The answer lies in understanding the units and semantics of these metrics,
which you can dig into using the -d (--desc) option to pminfo, which dumps
the pmDesc structure - see pmLookupDesc(3) for further into. In your case
the structure is built on the fly by libpcp using each line in your config
file...
$ PCP_DERIVED_CONFIG=/home/nathans/pctavg pminfo -fd kernel.pct.cpu.user
kernel.pct.cpu.user
Data Type: double InDom: PM_INDOM_NULL 0xffffffff
Semantics: counter Units: millisec
value 21477.375
So, these are counter metrics, and they are exported in milliseconds. In
order to achieve the utilization metric you're after, the counter needs
to be converted to a rate (change-in-value over change-in-time) and the
units converted to a utilization (initially normalized, then multiplied
by 100 to produce a percent).
Its not clear exactly what the web client is doing here, but these derived
metrics should not need the final "... * 1000)" bit - I think thats making
some incorrect assumptions, it should just be using "hinv.ncpu". So using
pmval instead, with this config...
$ cat pctavg2
kernel.pct.cpu.user = 100 * kernel.all.cpu.user / hinv.ncpu
kernel.pct.cpu.sys = 100 * kernel.all.cpu.sys / hinv.ncpu
kernel.pct.cpu.idle = 100 * kernel.all.cpu.idle / hinv.ncpu
kernel.pct.cpu.nice = 100 * kernel.all.cpu.nice / hinv.ncpu
kernel.pct.cpu.intr = 100 * kernel.all.cpu.intr / hinv.ncpu
kernel.pct.cpu.wait.total = 100 * kernel.all.cpu.wait.total / hinv.ncpu
... gives a detailed account of the transformations that pmval makes here;
e.g. for my (very idle) desktop...
$ PCP_DERIVED_CONFIG=/home/nathans/pctavg2 pmval -f3 -s3 kernel.pct.cpu.idle
metric: kernel.pct.cpu.idle
host: smash
semantics: cumulative counter (converting to rate)

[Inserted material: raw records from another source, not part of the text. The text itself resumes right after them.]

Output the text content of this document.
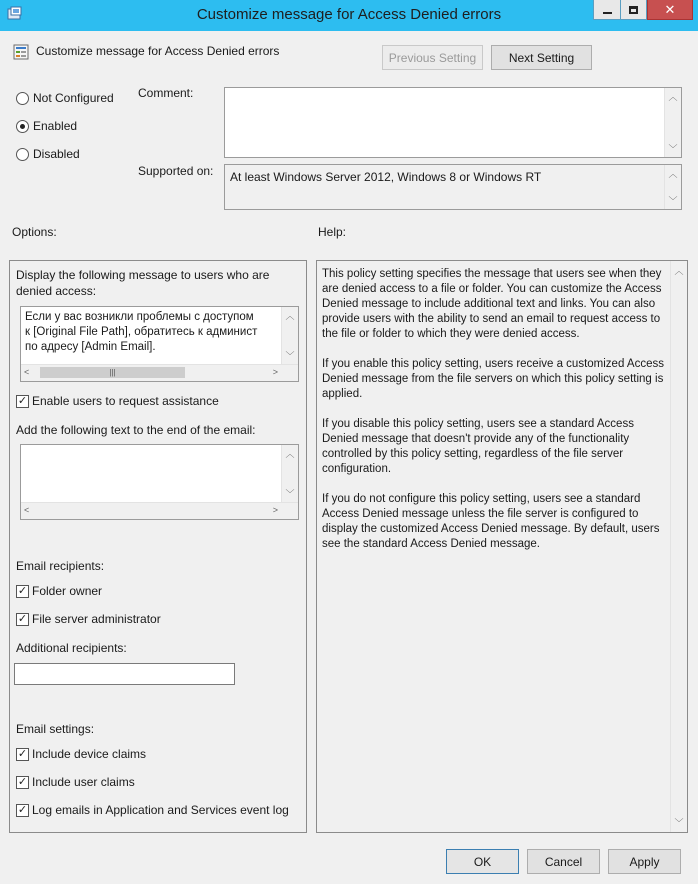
Customize message for Access Denied errors	✕
Customize message for Access Denied errors	Previous Setting	Next Setting
Not Configured
Enabled
Disabled
Comment:	︿
﹀
Supported on:	At least Windows Server 2012, Windows 8 or Windows RT	︿
﹀
Options:	Help:
Display the following message to users who are
denied access:
Если у вас возникли проблемы с доступом
к [Original File Path], обратитесь к админист
по адресу [Admin Email].
︿
﹀
<	|||	>
✓ Enable users to request assistance
Add the following text to the end of the email:
︿
﹀
<	>
Email recipients:
✓ Folder owner
✓ File server administrator
Additional recipients:
Email settings:
✓ Include device claims
✓ Include user claims
✓ Log emails in Application and Services event log

This policy setting specifies the message that users see when they are denied access to a file or folder. You can customize the Access Denied message to include additional text and links. You can also provide users with the ability to send an email to request access to the file or folder to which they were denied access.

If you enable this policy setting, users receive a customized Access Denied message from the file servers on which this policy setting is applied.

If you disable this policy setting, users see a standard Access Denied message that doesn't provide any of the functionality controlled by this policy setting, regardless of the file server configuration.

If you do not configure this policy setting, users see a standard Access Denied message unless the file server is configured to display the customized Access Denied message. By default, users see the standard Access Denied message.

︿
﹀
OK	Cancel	Apply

units: millisec (converting to time utilization)
samples: 3
interval: 1.00 sec
99.071
98.684
99.188
... those values are correct, and show the appropriate transformation of
semantics and units that you're after from a client in this situation.
Hopefully Frank can point out what the graph* client is doing differently
for us here - I think the fix will need to be over in that code.
cheers.
--
Nathan
|